Sore hari ini, sebagian besar mata uang utama Asia melemah terhadap dolar AS. Peso Filipina melemah 0,11 persen, ringgit Malaysia melemah 0,14 persen, dolar Singapura melemah 0,16 persen, yuan China melemah 0,35 persen, won Korea Selatan melemah 0,41 persen, dan rupee India melemah 0,5 persen.

Namun, terdapat juga mata uang yang menguat seperti dolar Hong Kong sebesar 0,01 persen, baht Thailand sebesar 0,03 persen, dan yen Jepang sebesar 0,22 persen.

Mata uang negara maju juga menguat terhadap dolar AS, seperti euro sebesar 0,13 persen dan poundsterling Inggris sebesar 0,21 persen. Sementara dolar Australia melemah 0,18 persen.
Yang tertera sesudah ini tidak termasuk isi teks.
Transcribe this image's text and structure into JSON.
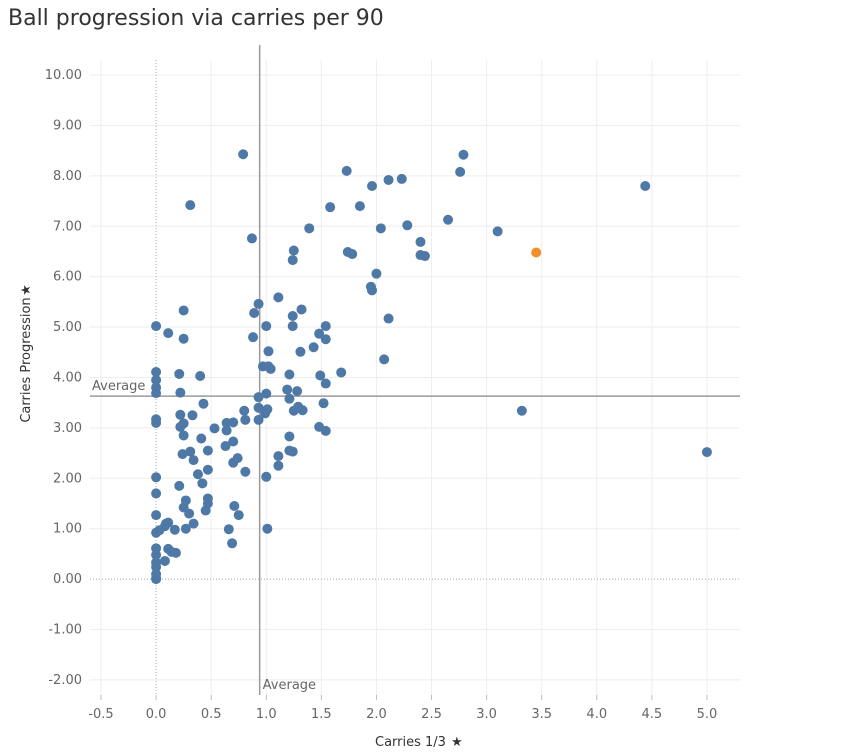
{
  "chart_data": {
    "type": "scatter",
    "title": "Ball progression via carries per 90",
    "xlabel": "Carries 1/3",
    "ylabel": "Carries Progression",
    "axis_pin_icon": "pin-icon",
    "xlim": [
      -0.6,
      5.3
    ],
    "ylim": [
      -2.3,
      10.3
    ],
    "x_ticks": [
      "-0.5",
      "0.0",
      "0.5",
      "1.0",
      "1.5",
      "2.0",
      "2.5",
      "3.0",
      "3.5",
      "4.0",
      "4.5",
      "5.0"
    ],
    "y_ticks": [
      "10.00",
      "9.00",
      "8.00",
      "7.00",
      "6.00",
      "5.00",
      "4.00",
      "3.00",
      "2.00",
      "1.00",
      "0.00",
      "-1.00",
      "-2.00"
    ],
    "x_tick_values": [
      -0.5,
      0,
      0.5,
      1,
      1.5,
      2,
      2.5,
      3,
      3.5,
      4,
      4.5,
      5
    ],
    "y_tick_values": [
      10,
      9,
      8,
      7,
      6,
      5,
      4,
      3,
      2,
      1,
      0,
      -1,
      -2
    ],
    "grid": true,
    "colors": {
      "default": "#4e79a7",
      "highlight": "#f28e2b",
      "reference": "#9a9a9a"
    },
    "reference_lines": {
      "x_average": {
        "value": 0.94,
        "label": "Average"
      },
      "y_average": {
        "value": 3.63,
        "label": "Average"
      }
    },
    "highlight": {
      "x": 3.45,
      "y": 6.48
    },
    "points": [
      [
        0.79,
        8.43
      ],
      [
        0.31,
        7.42
      ],
      [
        0.87,
        6.76
      ],
      [
        0.93,
        5.46
      ],
      [
        0.89,
        5.28
      ],
      [
        0.25,
        5.33
      ],
      [
        0.0,
        5.02
      ],
      [
        0.11,
        4.88
      ],
      [
        0.25,
        4.77
      ],
      [
        0.88,
        4.8
      ],
      [
        1.11,
        5.59
      ],
      [
        1.0,
        5.02
      ],
      [
        1.02,
        4.52
      ],
      [
        1.24,
        5.22
      ],
      [
        1.24,
        5.02
      ],
      [
        1.32,
        5.35
      ],
      [
        1.24,
        6.33
      ],
      [
        1.25,
        6.52
      ],
      [
        1.39,
        6.96
      ],
      [
        1.58,
        7.38
      ],
      [
        1.73,
        8.1
      ],
      [
        1.74,
        6.49
      ],
      [
        1.78,
        6.45
      ],
      [
        1.85,
        7.4
      ],
      [
        1.96,
        7.8
      ],
      [
        2.11,
        7.92
      ],
      [
        2.23,
        7.94
      ],
      [
        2.76,
        8.08
      ],
      [
        2.79,
        8.42
      ],
      [
        4.44,
        7.8
      ],
      [
        2.65,
        7.13
      ],
      [
        3.1,
        6.9
      ],
      [
        2.28,
        7.02
      ],
      [
        2.04,
        6.96
      ],
      [
        2.0,
        6.06
      ],
      [
        1.95,
        5.8
      ],
      [
        1.96,
        5.73
      ],
      [
        2.11,
        5.17
      ],
      [
        2.4,
        6.69
      ],
      [
        2.4,
        6.43
      ],
      [
        2.44,
        6.41
      ],
      [
        2.07,
        4.36
      ],
      [
        1.54,
        5.02
      ],
      [
        1.54,
        4.76
      ],
      [
        1.48,
        4.87
      ],
      [
        1.43,
        4.6
      ],
      [
        1.31,
        4.51
      ],
      [
        1.68,
        4.1
      ],
      [
        1.49,
        4.04
      ],
      [
        1.54,
        3.88
      ],
      [
        1.52,
        3.49
      ],
      [
        1.48,
        3.02
      ],
      [
        1.54,
        2.94
      ],
      [
        1.28,
        3.73
      ],
      [
        1.29,
        3.42
      ],
      [
        1.25,
        3.34
      ],
      [
        1.33,
        3.35
      ],
      [
        1.21,
        3.58
      ],
      [
        1.21,
        4.06
      ],
      [
        1.19,
        3.76
      ],
      [
        1.21,
        2.83
      ],
      [
        1.21,
        2.55
      ],
      [
        1.24,
        2.53
      ],
      [
        1.11,
        2.44
      ],
      [
        1.11,
        2.25
      ],
      [
        1.0,
        2.03
      ],
      [
        1.01,
        1.0
      ],
      [
        1.0,
        3.68
      ],
      [
        0.99,
        3.29
      ],
      [
        1.01,
        3.37
      ],
      [
        1.02,
        4.22
      ],
      [
        1.04,
        4.17
      ],
      [
        0.97,
        4.22
      ],
      [
        0.93,
        3.61
      ],
      [
        0.93,
        3.4
      ],
      [
        0.93,
        3.16
      ],
      [
        0.8,
        3.34
      ],
      [
        0.81,
        3.16
      ],
      [
        0.7,
        3.11
      ],
      [
        0.64,
        2.95
      ],
      [
        0.64,
        3.1
      ],
      [
        0.7,
        2.73
      ],
      [
        0.63,
        2.64
      ],
      [
        0.74,
        2.4
      ],
      [
        0.7,
        2.31
      ],
      [
        0.81,
        2.13
      ],
      [
        0.53,
        2.99
      ],
      [
        0.47,
        2.55
      ],
      [
        0.47,
        2.17
      ],
      [
        0.38,
        2.08
      ],
      [
        0.42,
        1.9
      ],
      [
        0.47,
        1.6
      ],
      [
        0.47,
        1.5
      ],
      [
        0.45,
        1.36
      ],
      [
        0.71,
        1.45
      ],
      [
        0.75,
        1.27
      ],
      [
        0.66,
        0.99
      ],
      [
        0.69,
        0.71
      ],
      [
        0.34,
        2.36
      ],
      [
        0.31,
        2.53
      ],
      [
        0.21,
        1.85
      ],
      [
        0.41,
        2.79
      ],
      [
        0.43,
        3.48
      ],
      [
        0.4,
        4.03
      ],
      [
        0.25,
        3.09
      ],
      [
        0.33,
        3.25
      ],
      [
        0.25,
        2.85
      ],
      [
        0.22,
        3.26
      ],
      [
        0.22,
        3.02
      ],
      [
        0.21,
        4.07
      ],
      [
        0.22,
        3.7
      ],
      [
        0.24,
        2.48
      ],
      [
        0.27,
        1.56
      ],
      [
        0.25,
        1.42
      ],
      [
        0.3,
        1.3
      ],
      [
        0.34,
        1.1
      ],
      [
        0.27,
        1.0
      ],
      [
        0.17,
        0.98
      ],
      [
        0.11,
        1.12
      ],
      [
        0.09,
        1.1
      ],
      [
        0.08,
        1.05
      ],
      [
        0.03,
        0.97
      ],
      [
        0.0,
        0.92
      ],
      [
        0.0,
        1.27
      ],
      [
        0.0,
        1.7
      ],
      [
        0.0,
        2.02
      ],
      [
        0.0,
        3.1
      ],
      [
        0.0,
        3.17
      ],
      [
        0.0,
        3.69
      ],
      [
        0.0,
        3.8
      ],
      [
        0.0,
        3.95
      ],
      [
        0.0,
        4.11
      ],
      [
        0.0,
        0.61
      ],
      [
        0.0,
        0.48
      ],
      [
        0.0,
        0.33
      ],
      [
        0.0,
        0.24
      ],
      [
        0.0,
        0.1
      ],
      [
        0.0,
        0.02
      ],
      [
        0.0,
        0.0
      ],
      [
        0.08,
        0.36
      ],
      [
        0.14,
        0.54
      ],
      [
        0.18,
        0.52
      ],
      [
        0.11,
        0.6
      ],
      [
        3.32,
        3.34
      ],
      [
        5.0,
        2.52
      ]
    ]
  }
}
Direktur Utama PT Garuda Berjangka Ibrahim mengatakan pergerakan rupiah hari ini disebabkan penurunan suku bunga acuan BI 7 Days Reverse Repo Rate (7DRRR) sebesar. 25 basis poin. Hal ini dilakukan BI untuk menjaga momentum pertumbuhan ekonomi domestik di tengah tekanan ekonomi global.

Kemudian, pergerakan rupiah juga disebabkan atas antisipasi pidato Gubernur The Fed di Wyoming Jumat esok. Pelaku pasar menanti pidato tersebut setelah AS mulai menunjukkan tanda-tanda resesi setelah imbal hasil obligasi pemerintah jangka pendek lebih besar dibanding jangka panjang, atau biasa disebut inverted yield curve.
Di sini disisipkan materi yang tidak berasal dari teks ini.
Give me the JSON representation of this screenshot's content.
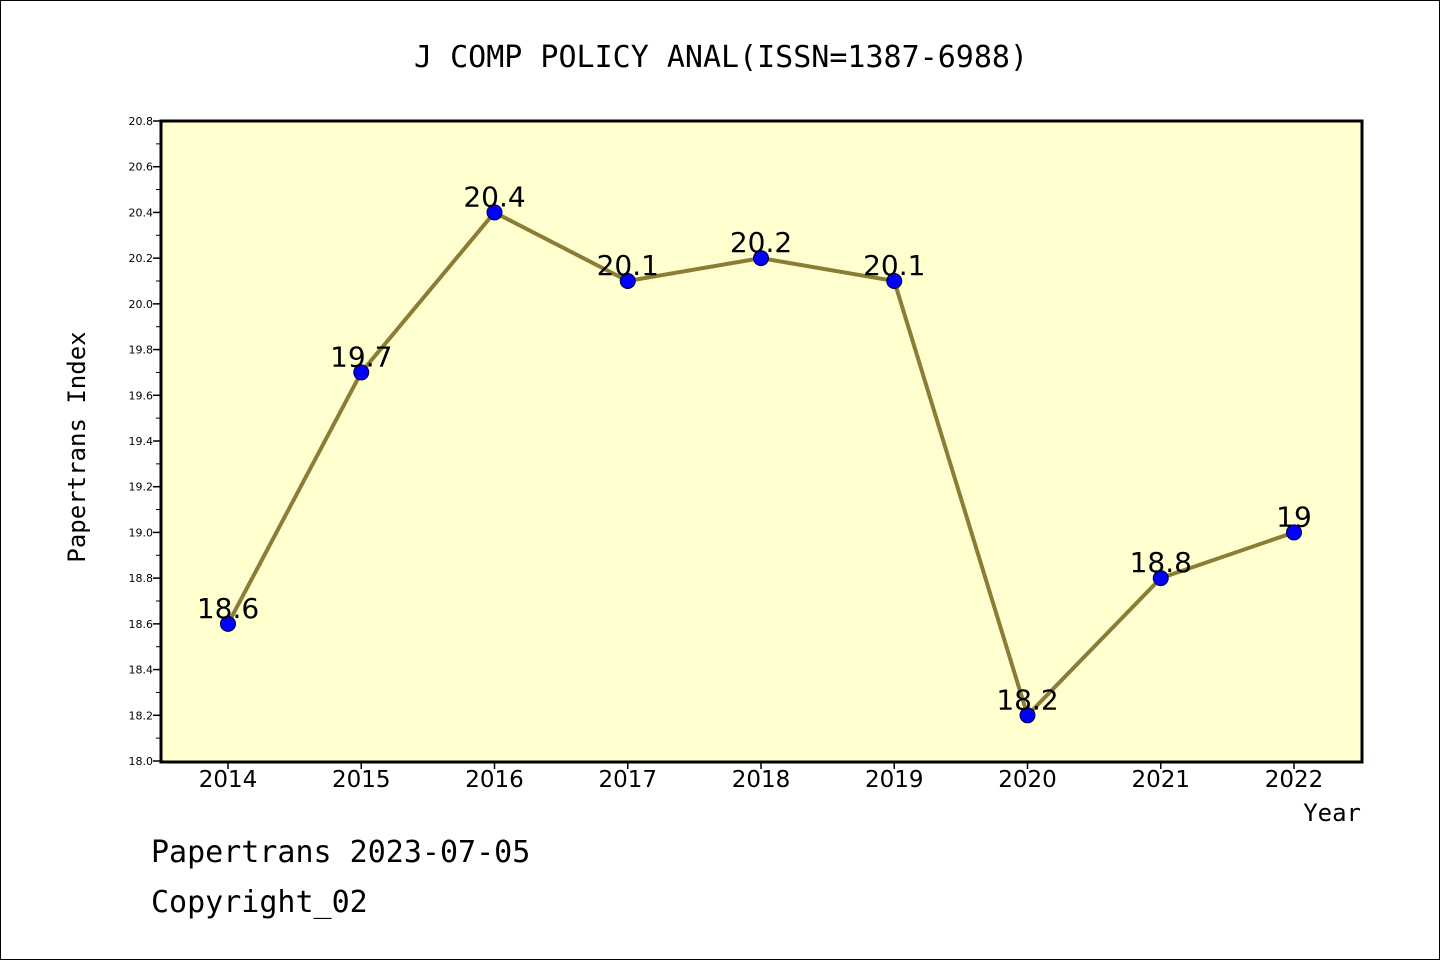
{
  "chart_data": {
    "type": "line",
    "title": "J COMP POLICY ANAL(ISSN=1387-6988)",
    "xlabel": "Year",
    "ylabel": "Papertrans Index",
    "x": [
      "2014",
      "2015",
      "2016",
      "2017",
      "2018",
      "2019",
      "2020",
      "2021",
      "2022"
    ],
    "series": [
      {
        "values": [
          18.6,
          19.7,
          20.4,
          20.1,
          20.2,
          20.1,
          18.2,
          18.8,
          19.0
        ],
        "labels": [
          "18.6",
          "19.7",
          "20.4",
          "20.1",
          "20.2",
          "20.1",
          "18.2",
          "18.8",
          "19"
        ]
      }
    ],
    "ylim": [
      18.0,
      20.8
    ],
    "yticks": [
      "18.0",
      "18.2",
      "18.4",
      "18.6",
      "18.8",
      "19.0",
      "19.2",
      "19.4",
      "19.6",
      "19.8",
      "20.0",
      "20.2",
      "20.4",
      "20.6",
      "20.8"
    ],
    "grid": false,
    "colors": {
      "plot_background": "#ffffd0",
      "line": "#8b7d36",
      "marker": "#0000ff"
    }
  },
  "footer": {
    "line1": "Papertrans 2023-07-05",
    "line2": "Copyright_02"
  }
}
Pidato ini lebih ditunggu pelaku pasar ketimbang risalah The Fed (minutes of meeting) yang dirilis pada Rabu (21/8) waktu setempat. "Pasar masih secara luas mengharapkan penurunan suku bunga lebih lanjut karena pertumbuhan melambat," jelas Ibrahim, Kamis (22/8).